Where You Can Play Poker in Pennsylvania Casinos:
- Rivers Casino Philadelphia
- Parx Casino
- River’s Casino Pittsburgh
- Harrah’s Casino Philadelphia
Poker Stars from the Keystone State
Joe McKeehen won $7.683 million in 2015’s World Series of Poker Main Event. After that, he went on to win two more WSOP gold bracelets: in 2017 he took down the $10,000 Limit Hold’em event for $311,817, and in 2020 he won the $3,200 No Limit Hold’em High Roller online event for $352,985.
McKeehen has made a name for himself in the poker world thanks to his unkempt appearance and his penchant for donning sports apparel at high-profile tournaments.
Jake Schindler, who grew up in Bryn Mawr, Pennsylvania, has amassed $25.270 million in live tournament earnings, making him the state’s all-time money leader on Hendon. To the tune of $3.6 million, he placed second in the $300,000 Aria Super High Roller Bowl in May of 2017. He has never won more money at a single live tournament than he did at that one. German poker pro Christoph Vogelsang defeated him in a heads-up match for the championship.
Enjoying Live Poker in Pennsylvania
Pennsylvania’s New Live Poker Laws
Land-based casinos are completely legitimate in the state of Pennsylvania. The 2013 Pennsylvania Race Horse Development and Gaming Act is the current applicable law.
The Pennsylvania Gaming Control Board issues licenses and establishes regulations for the industry. Clearly, non-government organizations and foreign firms can do the same.
In March of this year (2019), the Sugarhouse Casino (now known as Rivers Casino) in Philadelphia was fined $30,000. This news made national headlines thanks to the Pennsylvania Gaming Board, which is responsible for enforcing these types of laws throughout the state. After filming an episode of Poker Night in America, two of the players, Doug Polk and Jeremy Kaufman, decided to play a $42,000 flip of 10-Card Stud, forcing the casino to fork over the large sum.
The issue was that the gambling establishment was not authorized to deal the made-up game.
Gambling Halls with Live Poker in Pennsylvania
The Rivers Casino in Philadelphia does not offer 10-Card Stud, but they do have No Limit Hold ’em tournaments. They frequently host several tournaments each day with entry fees between $65 and $150. On a daily basis, they host a $150 Deepstack tournament.
The Big Rush tournament, which cost $340 and featured three Day1s and a prize pool of $100,000, took place in March of 2020. In the introduction, we mentioned that Rivers has a second location in Pittsburgh.
You can play NLHE cash games at stakes of $1/$2, $1/$3, $2/$5, and $5/$10, as well as PLO at $1/$2 and PLO8 at $5/$10, and 7-Card Stud at stakes of $20/$40, at Harrah’s Philadelphia Casino & Racetrack. Past WPTDeepstacks tournaments have been held at Bensalem’s Parx Casino. Parx also hosts its own tournament series, the Big Stax, with entry fees starting at $340 and going as high as $2,560.

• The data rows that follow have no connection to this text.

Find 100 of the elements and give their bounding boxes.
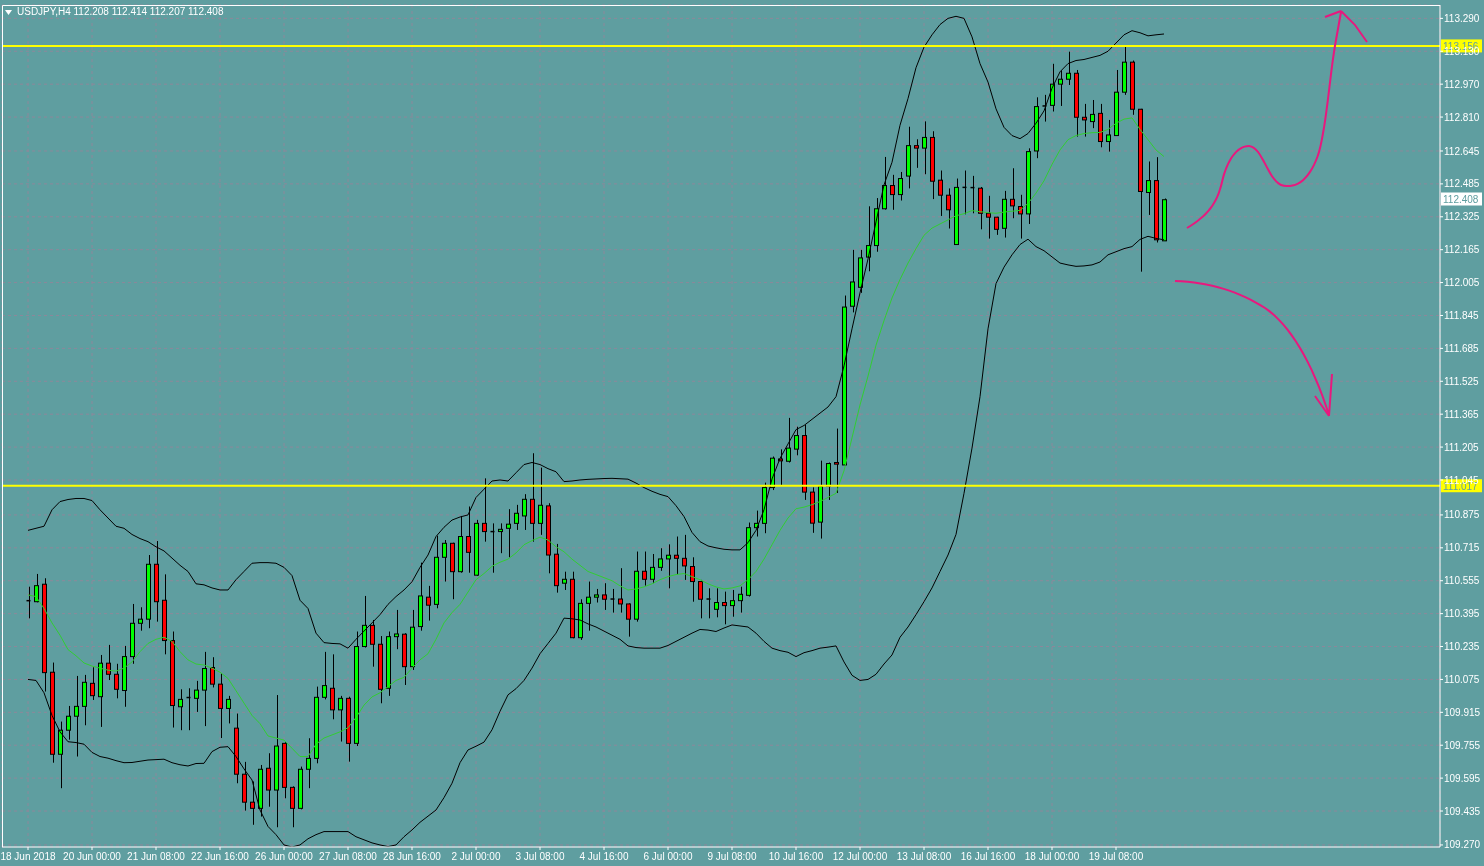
x-tick-label: 22 Jun 16:00 <box>191 851 250 862</box>
candlestick <box>618 567 623 614</box>
y-tick-label: 111.525 <box>1444 375 1480 387</box>
x-tick-label: 4 Jul 16:00 <box>579 851 629 862</box>
candlestick <box>826 462 831 501</box>
y-tick-label: 110.875 <box>1444 509 1480 521</box>
x-tick-label: 26 Jun 00:00 <box>255 851 314 862</box>
candlestick <box>522 493 527 531</box>
y-tick-label: 109.595 <box>1444 772 1481 784</box>
candlestick <box>330 653 335 720</box>
y-tick-label: 112.005 <box>1444 277 1480 289</box>
candlestick <box>210 656 215 688</box>
candlestick <box>674 536 679 575</box>
candlestick <box>738 586 743 614</box>
x-tick-label: 21 Jun 08:00 <box>127 851 186 862</box>
candlestick <box>794 426 799 456</box>
y-tick-label: 110.075 <box>1444 673 1480 685</box>
candlestick <box>498 522 503 554</box>
candlestick <box>1018 194 1023 240</box>
candlestick <box>1106 119 1111 153</box>
y-tick-label: 113.290 <box>1444 12 1480 24</box>
candlestick <box>890 174 895 211</box>
candlestick <box>690 556 695 603</box>
candlestick <box>90 666 95 701</box>
candlestick <box>114 663 119 699</box>
y-tick-label: 111.845 <box>1444 310 1480 322</box>
candlestick <box>442 539 447 583</box>
y-tick-label: 109.915 <box>1444 706 1481 718</box>
candlestick <box>626 602 631 638</box>
candlestick <box>466 506 471 574</box>
candlestick <box>586 581 591 632</box>
candlestick <box>338 695 343 743</box>
candlestick <box>178 688 183 731</box>
candlestick <box>1146 160 1151 216</box>
candlestick <box>730 589 735 618</box>
candlestick <box>898 171 903 202</box>
candlestick <box>538 467 543 536</box>
y-tick-label: 112.325 <box>1444 211 1480 223</box>
x-tick-label: 13 Jul 08:00 <box>896 851 952 862</box>
candlestick <box>786 417 791 463</box>
y-tick-label: 110.235 <box>1444 641 1480 653</box>
x-tick-label: 9 Jul 08:00 <box>707 851 757 862</box>
candlestick <box>266 752 271 808</box>
candlestick <box>946 187 951 230</box>
x-tick-label: 18 Jul 00:00 <box>1024 851 1080 862</box>
candlestick <box>914 138 919 169</box>
x-tick-label: 20 Jun 00:00 <box>63 851 122 862</box>
y-tick-label: 109.435 <box>1444 805 1481 817</box>
y-tick-label: 109.755 <box>1444 739 1481 751</box>
candlestick <box>1082 103 1087 138</box>
y-tick-label: 111.205 <box>1444 441 1480 453</box>
candlestick <box>778 448 783 487</box>
x-tick-label: 18 Jun 2018 <box>0 851 56 862</box>
candlestick <box>682 534 687 581</box>
candlestick <box>938 170 943 217</box>
candlestick <box>698 579 703 619</box>
x-tick-label: 3 Jul 08:00 <box>515 851 565 862</box>
candlestick <box>226 695 231 724</box>
y-tick-label: 112.645 <box>1444 145 1480 157</box>
candlestick <box>666 543 671 589</box>
candlestick <box>394 609 399 650</box>
x-tick-label: 6 Jul 00:00 <box>643 851 693 862</box>
candlestick <box>705 587 712 619</box>
y-tick-label: 112.970 <box>1444 78 1480 90</box>
candlestick <box>722 591 727 625</box>
candlestick <box>882 156 887 211</box>
y-tick-label: 110.555 <box>1444 575 1480 587</box>
x-tick-label: 28 Jun 16:00 <box>383 851 442 862</box>
candlestick <box>290 785 295 828</box>
x-tick-label: 16 Jul 16:00 <box>960 851 1016 862</box>
x-tick-label: 12 Jul 00:00 <box>832 851 888 862</box>
candlestick <box>1066 51 1071 86</box>
candlestick <box>138 606 143 632</box>
candlestick <box>194 680 199 713</box>
candlestick <box>922 120 927 175</box>
candlestick <box>602 582 607 611</box>
candlestick <box>106 644 111 681</box>
candlestick <box>322 651 327 700</box>
x-tick-label: 27 Jun 08:00 <box>319 851 378 862</box>
y-tick-label: 110.715 <box>1444 542 1480 554</box>
y-tick-label: 112.165 <box>1444 244 1480 256</box>
y-tick-label: 109.270 <box>1444 839 1481 851</box>
x-tick-label: 2 Jul 00:00 <box>451 851 501 862</box>
text: 112.408 <box>1443 193 1479 205</box>
y-tick-label: 112.810 <box>1444 111 1480 123</box>
candlestick <box>642 551 647 587</box>
y-tick-label: 111.365 <box>1444 408 1480 420</box>
candlestick <box>562 571 567 591</box>
candlestick <box>714 587 719 618</box>
y-tick-label: 111.685 <box>1444 342 1480 354</box>
candlestick <box>609 588 616 614</box>
candlestick <box>306 737 311 789</box>
candlestick <box>426 585 431 622</box>
candlestick <box>1090 99 1095 129</box>
candlestick <box>514 504 519 531</box>
candlestick <box>506 508 511 558</box>
candlestick <box>658 547 663 572</box>
candlestick <box>202 651 207 727</box>
chart-title: USDJPY,H4 112.208 112.414 112.207 112.408 <box>17 6 224 18</box>
x-tick-label: 19 Jul 08:00 <box>1088 851 1144 862</box>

Poker Rooms and Casinos in the Keystone State
Pike State Poker Rooms Online
Pennsylvania, as we mentioned in the introduction, was the fourth state in the United States to make it legal online poker in October 2017. With the passage of that law, it became legal to wager on sporting events and play casino games over the internet.
We also stated that in November of this year, PokerStars PA became the first online room in the state. In August of 2020, the Pennsylvania Gaming Control Board issued Unibet, an online sportsbook based in Europe that also offers poker, a permanent license.

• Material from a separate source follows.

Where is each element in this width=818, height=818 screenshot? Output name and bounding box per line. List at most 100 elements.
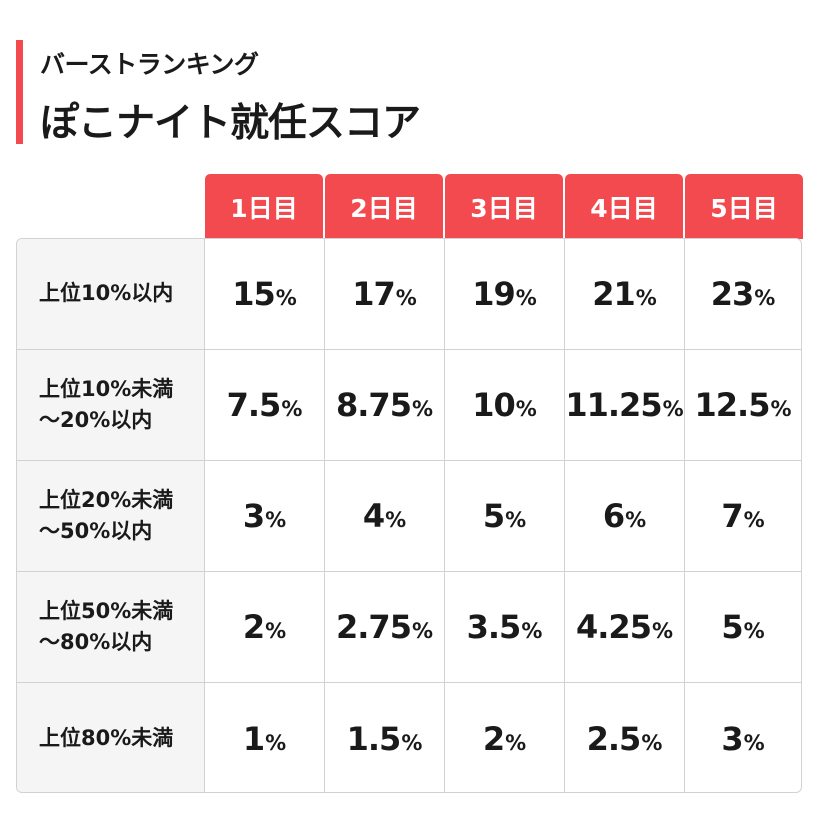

Partypoker and WSOP.com, two other sites, had originally confirmed their intentions to enter the market. Their launch has been delayed, however, because of unforeseen complications with the issuance of their licenses.
Despite the fact that Stars is currently their only option, the future of online poker, for example, major poker apps like ClubGG in Pennsylvania, is much brighter than it is for most players in the rest of the United States.